In an unusual move, the United States Food and Drug Administration has begun the process of withdrawing its approval to use bevacizumab (Avastin) to treat metastatic breast cancer. The drug was approved for breast cancer in 2008 under the FDA’s accelerated approval program.
The FDA based its decision on evidence from 4 independent studies indicating that the benefits of bevacizumab don’t outweigh the risks, which include massive bleeding, severe hypertension, arterial and venous thrombosis, heart attack, stroke, and kidney damage.
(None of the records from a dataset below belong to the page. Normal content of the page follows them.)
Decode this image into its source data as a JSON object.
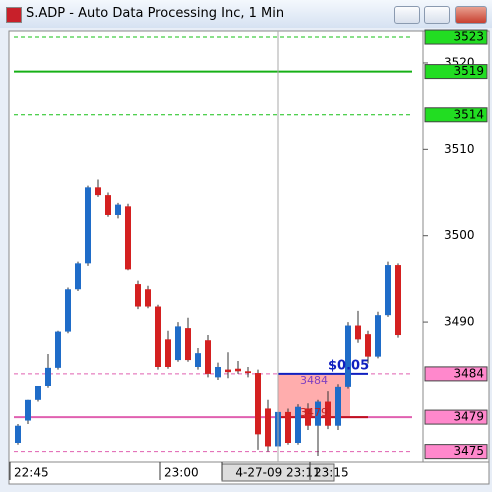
{
  "window": {
    "title": "S.ADP - Auto Data Processing Inc, 1 Min"
  },
  "chart_data": {
    "type": "candlestick",
    "categories": [
      "22:45",
      null,
      null,
      null,
      null,
      null,
      null,
      null,
      null,
      null,
      null,
      null,
      null,
      null,
      null,
      "23:00",
      null,
      null,
      null,
      null,
      null,
      null,
      null,
      null,
      null,
      null,
      "4-27-09 23:11",
      null,
      null,
      null,
      "23:15",
      null,
      null,
      null,
      null,
      null,
      null,
      null,
      null
    ],
    "open": [
      3476,
      3478.6,
      3481,
      3482.6,
      3484.7,
      3488.9,
      3493.8,
      3496.8,
      3505.6,
      3504.7,
      3502.4,
      3503.4,
      3494.4,
      3493.8,
      3491.8,
      3488,
      3485.6,
      3489.3,
      3484.8,
      3487.9,
      3483.6,
      3484.5,
      3484.6,
      3484.3,
      3484.1,
      3480,
      3475.6,
      3479.6,
      3476,
      3480,
      3478,
      3480.8,
      3478,
      3482.5,
      3489.6,
      3488.6,
      3486,
      3490.8,
      3496.6
    ],
    "high": [
      3478.2,
      3481,
      3482.6,
      3486.3,
      3489,
      3494,
      3497,
      3505.8,
      3506.5,
      3505,
      3503.8,
      3503.7,
      3494.8,
      3494.2,
      3492,
      3489,
      3490,
      3490.5,
      3487,
      3488.5,
      3485.3,
      3486.5,
      3485.5,
      3484.8,
      3484.5,
      3481,
      3480,
      3480,
      3480.5,
      3480.6,
      3481,
      3482,
      3482.8,
      3490,
      3491.3,
      3489,
      3491.2,
      3497,
      3496.8
    ],
    "low": [
      3475.8,
      3478.2,
      3480.8,
      3482.4,
      3484.5,
      3488.7,
      3493.6,
      3496.5,
      3504.5,
      3502.2,
      3502,
      3496,
      3491.5,
      3491.6,
      3484.5,
      3484.6,
      3485.4,
      3485.4,
      3484.5,
      3483.6,
      3483.3,
      3483.5,
      3484,
      3483.6,
      3475.2,
      3475,
      3475.4,
      3475.8,
      3475.8,
      3477.5,
      3474.5,
      3477.6,
      3477.5,
      3482.3,
      3487.6,
      3485.2,
      3485.8,
      3490.6,
      3488.2
    ],
    "close": [
      3478,
      3481,
      3482.6,
      3484.7,
      3488.9,
      3493.8,
      3496.8,
      3505.6,
      3504.7,
      3502.4,
      3503.6,
      3496.1,
      3491.8,
      3491.8,
      3484.8,
      3484.8,
      3489.5,
      3485.6,
      3486.4,
      3484,
      3484.8,
      3484.2,
      3484.3,
      3484.1,
      3477,
      3475.6,
      3479.6,
      3476,
      3480.2,
      3478,
      3480.8,
      3478,
      3482.5,
      3489.6,
      3488,
      3486,
      3490.8,
      3496.6,
      3488.5
    ],
    "up_color": "#1f6cc8",
    "down_color": "#d42020",
    "ylim": [
      3473.8,
      3523.7
    ],
    "yticks": [
      3520,
      3510,
      3500,
      3490
    ],
    "levels": [
      {
        "value": 3523,
        "color": "#16c016",
        "style": "dashed",
        "label_bg": "#22dd22"
      },
      {
        "value": 3519,
        "color": "#16b016",
        "style": "solid",
        "label_bg": "#22dd22"
      },
      {
        "value": 3514,
        "color": "#16c016",
        "style": "dashed",
        "label_bg": "#22dd22"
      },
      {
        "value": 3484,
        "color": "#e060b0",
        "style": "dashed",
        "label_bg": "#ff88cc"
      },
      {
        "value": 3479,
        "color": "#e060b0",
        "style": "solid",
        "label_bg": "#ff88cc"
      },
      {
        "value": 3475,
        "color": "#e060b0",
        "style": "dashed",
        "label_bg": "#ff88cc"
      }
    ],
    "measure": {
      "label": "$0.05",
      "high": 3484,
      "low": 3479
    }
  }
}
“None of the studies demonstrated that patients receiving Avastin lived longer, and patients receiving Avastin experienced a significant increase in serious side effects,” explained Janet Woodcock, director of the FDA’s Center for Drug Evaluation and research. “While the FDA is willing to approve relatively toxic cancer drugs, it is done on the basis of the [drug’s] risks and benefits.”
“Given the number of serious and life-threatening events, we concluded that there was not a favorable risk-benefit profile in first-line therapy,” noted Richard Pazdur, MD, director of the FDA’s Office of Oncology Drug Products. He added that the recommendation to withdraw approval of bevacizumab for breast cancer was “disappointing for the FDA” as well as breast cancer patients.
“I want to assure breast cancer patients that there will be no disruption in treatment…and oncologists should use their medical judgment as to whether to continue treatment,” Woodcock emphasized. The FDA recommendation will have no immediate effect on approval or product labeling, and patients will have access to the drug until a final decision is made. Genentech, the drug’s maker, is requesting a hearing to review the recommendation.
Bevacizumab also is approved to treat colon, kidney, lung, and brain tumors and could be prescribed off-label to treat breast cancer if approval for that indication is withdrawn. However, insurers would likely stop paying for the drug if it loses approval. Bevacizumab costs around $8000 per month and is prescribed for 17,500 breast cancer patients each year.